Roundup: More than a dozen IBM Watson health-related partnerships

By Aditi Pai
02:50 pm

It’s been almost a year since IBM launched its newest health-focused business unit, called Watson Health and a new cloud offering called the Watson Health Cloud. 

Before IBM formalized Watson Health, the company's well-known super computer brand had already been involved in healthcare for some time, partnering with Memorial Sloan-Kettering Cancer Center in New York City and Welltok. And at the time of launch, Watson Health unveiled three new healthcare partnerships, with Apple, Johnson and Johnson, and Medtronic. But in the past year, IBM has announced a number of new healthcare partnerships.

Here are the IBM Watson Health partnerships that were announced in the past year:

American Heart Association: Earlier this month, IBM teamed up with the American Heart Association (AHA) and Welltok to develop two tools.

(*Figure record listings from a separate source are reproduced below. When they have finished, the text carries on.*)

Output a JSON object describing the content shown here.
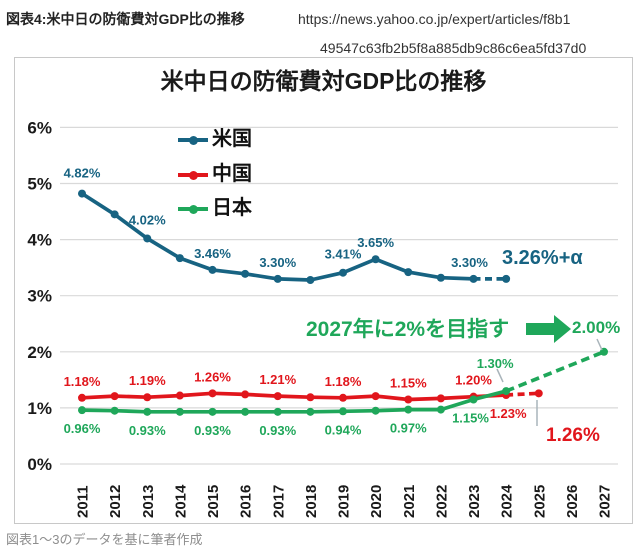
{
  "header": {
    "caption": "図表4:米中日の防衛費対GDP比の推移",
    "url_line1": "https://news.yahoo.co.jp/expert/articles/f8b1",
    "url_line2": "49547c63fb2b5f8a885db9c86c6ea5fd37d0"
  },
  "footer": {
    "note": "図表1〜3のデータを基に筆者作成"
  },
  "annotations": {
    "us_future": "3.26%+α",
    "target": "2027年に2%を目指す",
    "target_value": "2.00%",
    "china_future": "1.26%"
  },
  "chart_data": {
    "type": "line",
    "title": "米中日の防衛費対GDP比の推移",
    "xlabel": "",
    "ylabel": "",
    "ylim": [
      0,
      6
    ],
    "grid": true,
    "grid_color": "#d9d9d9",
    "leader_color": "#a9b4ba",
    "legend_position": "upper-left-inside",
    "x": [
      2011,
      2012,
      2013,
      2014,
      2015,
      2016,
      2017,
      2018,
      2019,
      2020,
      2021,
      2022,
      2023,
      2024,
      2025,
      2026,
      2027
    ],
    "y_ticks": [
      {
        "label": "0%",
        "value": 0
      },
      {
        "label": "1%",
        "value": 1
      },
      {
        "label": "2%",
        "value": 2
      },
      {
        "label": "3%",
        "value": 3
      },
      {
        "label": "4%",
        "value": 4
      },
      {
        "label": "5%",
        "value": 5
      },
      {
        "label": "6%",
        "value": 6
      }
    ],
    "series": [
      {
        "key": "us",
        "name": "米国",
        "color": "#176382",
        "years": [
          2011,
          2012,
          2013,
          2014,
          2015,
          2016,
          2017,
          2018,
          2019,
          2020,
          2021,
          2022,
          2023,
          2024
        ],
        "values": [
          4.82,
          4.45,
          4.02,
          3.67,
          3.46,
          3.39,
          3.3,
          3.28,
          3.41,
          3.65,
          3.42,
          3.32,
          3.3,
          3.3
        ],
        "dashed_from_year": 2023,
        "dash": "7 4.5",
        "point_labels": [
          {
            "year": 2011,
            "text": "4.82%",
            "pos": "above",
            "dy": -4
          },
          {
            "year": 2013,
            "text": "4.02%",
            "pos": "above",
            "dy": -2
          },
          {
            "year": 2015,
            "text": "3.46%",
            "pos": "above"
          },
          {
            "year": 2017,
            "text": "3.30%",
            "pos": "above"
          },
          {
            "year": 2019,
            "text": "3.41%",
            "pos": "above",
            "dy": -2
          },
          {
            "year": 2020,
            "text": "3.65%",
            "pos": "above"
          },
          {
            "year": 2023,
            "text": "3.30%",
            "pos": "above",
            "dx": -4
          }
        ]
      },
      {
        "key": "china",
        "name": "中国",
        "color": "#E1161C",
        "years": [
          2011,
          2012,
          2013,
          2014,
          2015,
          2016,
          2017,
          2018,
          2019,
          2020,
          2021,
          2022,
          2023,
          2024,
          2025
        ],
        "values": [
          1.18,
          1.21,
          1.19,
          1.22,
          1.26,
          1.24,
          1.21,
          1.19,
          1.18,
          1.21,
          1.15,
          1.17,
          1.2,
          1.23,
          1.26
        ],
        "dashed_from_year": 2024,
        "dash": "7 4.5",
        "point_labels": [
          {
            "year": 2011,
            "text": "1.18%",
            "pos": "above"
          },
          {
            "year": 2013,
            "text": "1.19%",
            "pos": "above"
          },
          {
            "year": 2015,
            "text": "1.26%",
            "pos": "above"
          },
          {
            "year": 2017,
            "text": "1.21%",
            "pos": "above"
          },
          {
            "year": 2019,
            "text": "1.18%",
            "pos": "above"
          },
          {
            "year": 2021,
            "text": "1.15%",
            "pos": "above"
          },
          {
            "year": 2023,
            "text": "1.20%",
            "pos": "above"
          },
          {
            "year": 2024,
            "text": "1.23%",
            "pos": "below",
            "dx": 2
          }
        ]
      },
      {
        "key": "japan",
        "name": "日本",
        "color": "#1FA75A",
        "years": [
          2011,
          2012,
          2013,
          2014,
          2015,
          2016,
          2017,
          2018,
          2019,
          2020,
          2021,
          2022,
          2023,
          2024,
          2027
        ],
        "values": [
          0.96,
          0.95,
          0.93,
          0.93,
          0.93,
          0.93,
          0.93,
          0.93,
          0.94,
          0.95,
          0.97,
          0.97,
          1.15,
          1.3,
          2.0
        ],
        "dashed_from_year": 2024,
        "dash": "8.5 5",
        "point_labels": [
          {
            "year": 2011,
            "text": "0.96%",
            "pos": "below"
          },
          {
            "year": 2013,
            "text": "0.93%",
            "pos": "below"
          },
          {
            "year": 2015,
            "text": "0.93%",
            "pos": "below"
          },
          {
            "year": 2017,
            "text": "0.93%",
            "pos": "below"
          },
          {
            "year": 2019,
            "text": "0.94%",
            "pos": "below"
          },
          {
            "year": 2021,
            "text": "0.97%",
            "pos": "below"
          },
          {
            "year": 2023,
            "text": "1.15%",
            "pos": "below",
            "dx": -3
          },
          {
            "year": 2024,
            "text": "1.30%",
            "pos": "above",
            "dx": -11,
            "dy": -11
          }
        ]
      }
    ]
  }
}
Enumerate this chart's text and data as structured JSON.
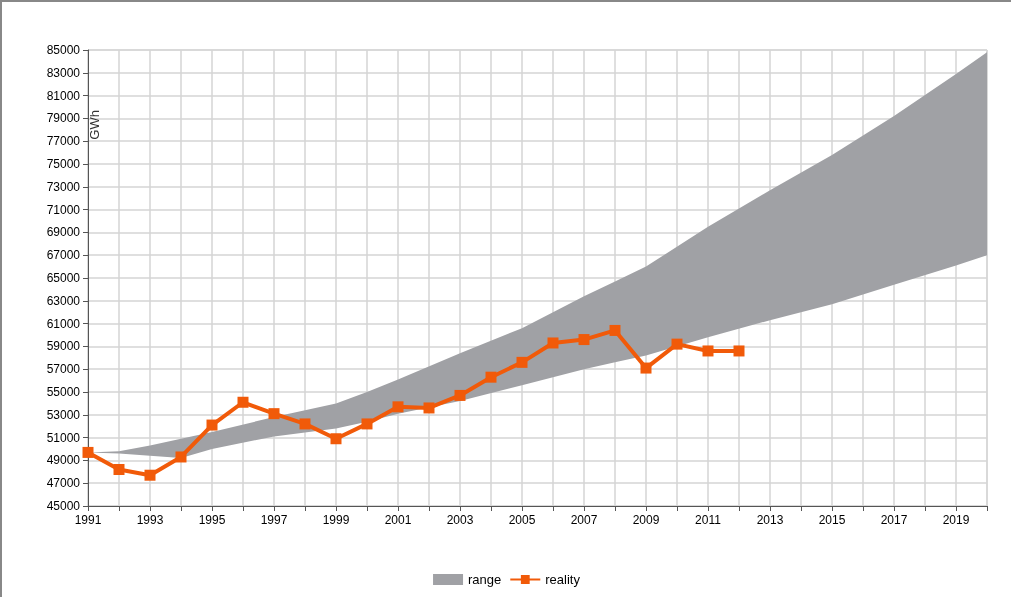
{
  "chart_data": {
    "type": "line",
    "ylabel": "GWh",
    "xlim": [
      1991,
      2020
    ],
    "xticks": [
      1991,
      {
        "value": 1992,
        "label": null
      },
      1993,
      {
        "value": 1994,
        "label": null
      },
      1995,
      {
        "value": 1996,
        "label": null
      },
      1997,
      {
        "value": 1998,
        "label": null
      },
      1999,
      {
        "value": 2000,
        "label": null
      },
      2001,
      {
        "value": 2002,
        "label": null
      },
      2003,
      {
        "value": 2004,
        "label": null
      },
      2005,
      {
        "value": 2006,
        "label": null
      },
      2007,
      {
        "value": 2008,
        "label": null
      },
      2009,
      {
        "value": 2010,
        "label": null
      },
      2011,
      {
        "value": 2012,
        "label": null
      },
      2013,
      {
        "value": 2014,
        "label": null
      },
      2015,
      {
        "value": 2016,
        "label": null
      },
      2017,
      {
        "value": 2018,
        "label": null
      },
      2019,
      {
        "value": 2020,
        "label": null
      }
    ],
    "ylim": [
      45000,
      85000
    ],
    "yticks": [
      45000,
      47000,
      49000,
      51000,
      53000,
      55000,
      57000,
      59000,
      61000,
      63000,
      65000,
      67000,
      69000,
      71000,
      73000,
      75000,
      77000,
      79000,
      81000,
      83000,
      85000
    ],
    "grid": true,
    "legend": "bottom",
    "series": [
      {
        "name": "range",
        "type": "area",
        "color": "#a0a1a5",
        "x": [
          1991,
          1992,
          1993,
          1994,
          1995,
          1997,
          1999,
          2000,
          2001,
          2003,
          2005,
          2007,
          2008,
          2009,
          2011,
          2013,
          2015,
          2017,
          2019,
          2020
        ],
        "values": [
          null,
          null,
          null,
          null,
          null,
          null,
          null,
          null,
          null,
          null,
          null,
          null,
          null,
          null,
          null,
          null,
          null,
          null,
          null,
          null
        ],
        "lower": [
          49700,
          49600,
          49400,
          49200,
          50000,
          51100,
          51800,
          52400,
          53100,
          54200,
          55600,
          57000,
          57600,
          58200,
          59800,
          61300,
          62700,
          64400,
          66100,
          67000
        ],
        "upper": [
          49700,
          49800,
          50300,
          50900,
          51500,
          52800,
          54000,
          55000,
          56100,
          58400,
          60600,
          63400,
          64700,
          66000,
          69500,
          72700,
          75800,
          79200,
          82900,
          84800
        ]
      },
      {
        "name": "reality",
        "color": "#f15a09",
        "marker": "square",
        "line_style": "solid",
        "x": [
          1991,
          1992,
          1993,
          1994,
          1995,
          1996,
          1997,
          1998,
          1999,
          2000,
          2001,
          2002,
          2003,
          2004,
          2005,
          2006,
          2007,
          2008,
          2009,
          2010,
          2011,
          2012
        ],
        "values": [
          49700,
          48200,
          47700,
          49300,
          52100,
          54100,
          53100,
          52200,
          50900,
          52200,
          53700,
          53600,
          54700,
          56300,
          57600,
          59300,
          59600,
          60400,
          57100,
          59200,
          58600,
          58600
        ]
      }
    ]
  }
}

One will help Welltok's employer customers measure their workplace health culture and the other will help employees' better assess their health using AHA questionnaires.

Under Armour: Under Armour announced last month that it will apply Watson computing to all the data collected in Under Armour’s UA Record app, and come up with personalized coaching and training recommendations. It also could use cognitive computing to recognize foods and do automated food logging.

Nutrino: Nutrition focused startup Nutrino announced it would use Watson’s natural language and deep question and answer features to provide women who are expecting with meal recommendations and nutrition guidance.

Novo Nordisk: In December, Novo Nordisk announced that it was working with IBM Health to develop new tools to improve diabetes care based on data collected from Novo Nordisk devices and treatments.

Manipal Hospitals: A week prior to the Novo Nordisk announcement, India-based Manipal Hospitals announced it would use the Watson for Oncology product that IBM developed with Memorial Sloan-Kettering Cancer Center. The offering analyzes data to help oncologists develop personalized evidence-based treatment options.

Boston Children’s Hopsital: IBM and Boston Children’s announced in November 2015 that Boston Children’s would use Watson to find diagnosis and treatment options for rare pediatric diseases. Their initial research would look into kidney disease.

Triax Technologies, Spare5: IBM partnered with two athlete-focused companies in October 2015. Triax Technologies, which offers a sensor-embedded headband that aims to keep athletes safe, will use Watson to analyze sentiment while the player is in the game. This data will be used to help coaches work with players to improve their safety during a game. Spare5 is using Watson to create an app, called Watson Golf Pro, that will help amateur golfers improve their game.

Teva Pharmaceuticals: Last September, Israel-based Teva said it would use Watson to develop tools that help people with chronic and complex conditions, including asthma, pain, migraine and neurodegenerative diseases.

Mayo Clinic, Epic: The two organizations announced in May that Watson's cognitive computing platform will integrate with Epic's EHR, allowing doctors to use Watson for clinical decision support in the way that some cancer centers already do. The technology could help "develop patient treatment protocols, personalize patient management for chronic conditions, and intelligently assist doctors and nurses by providing relevant evidence from the worldwide body of medical knowledge, putting new insight into the hands of clinical staff," IBM wrote in a release.

Various US cancer institutes: IBM announced that it would collaborate with more than a dozen cancer institutes. IBM will help the institutes derive personal insights from cancer patients' DNA, a process IBM says Watson can reduce from "weeks to minutes". Partnerships include: University of North Carolina, Ann & Robert H Lurie Children's Hospital of Chicago, BC Cancer Agency, City of Hope, Cleveland Clinic, Duke Cancer Institute, Fred & Pamela Buffett Cancer Center in Omaha, Nebraska, McDonnell Genome Institute at Washington University in St. Louis, New York Genome Center, Sanford Health, University of Kansas Cancer Center, University of Southern California Center for Applied Molecular Medicine, University of Washington Medical Center, and Yale Cancer Center. announced in May that its Patient Insights app, powered by Watson "analyzes patient interactions to tailor future engagement based on personality insights". Eskenazi Health in Indianapolis was trying the app out at the time of announcement.

Talkspace: Also in May, text message-based therapy startup Talkspace announced it would use Watson to help match patients with therapists. The company added that it would use Watson to analyze customers' text messages and attempt to draw insights about their personality that will help match them to the best possible therapist on the platform.

LifeLearn: In October 2014, LifeLearn teamed up with IBM to apply Watson to veterinary medicine. A Watson-powered mobile app, Sofie, helps veterinarians identify potential conditions and practice evidence-based medicine in the treatment of animals. The Aberdeen Veterinary Clinic was already using the software when the partnership was announced.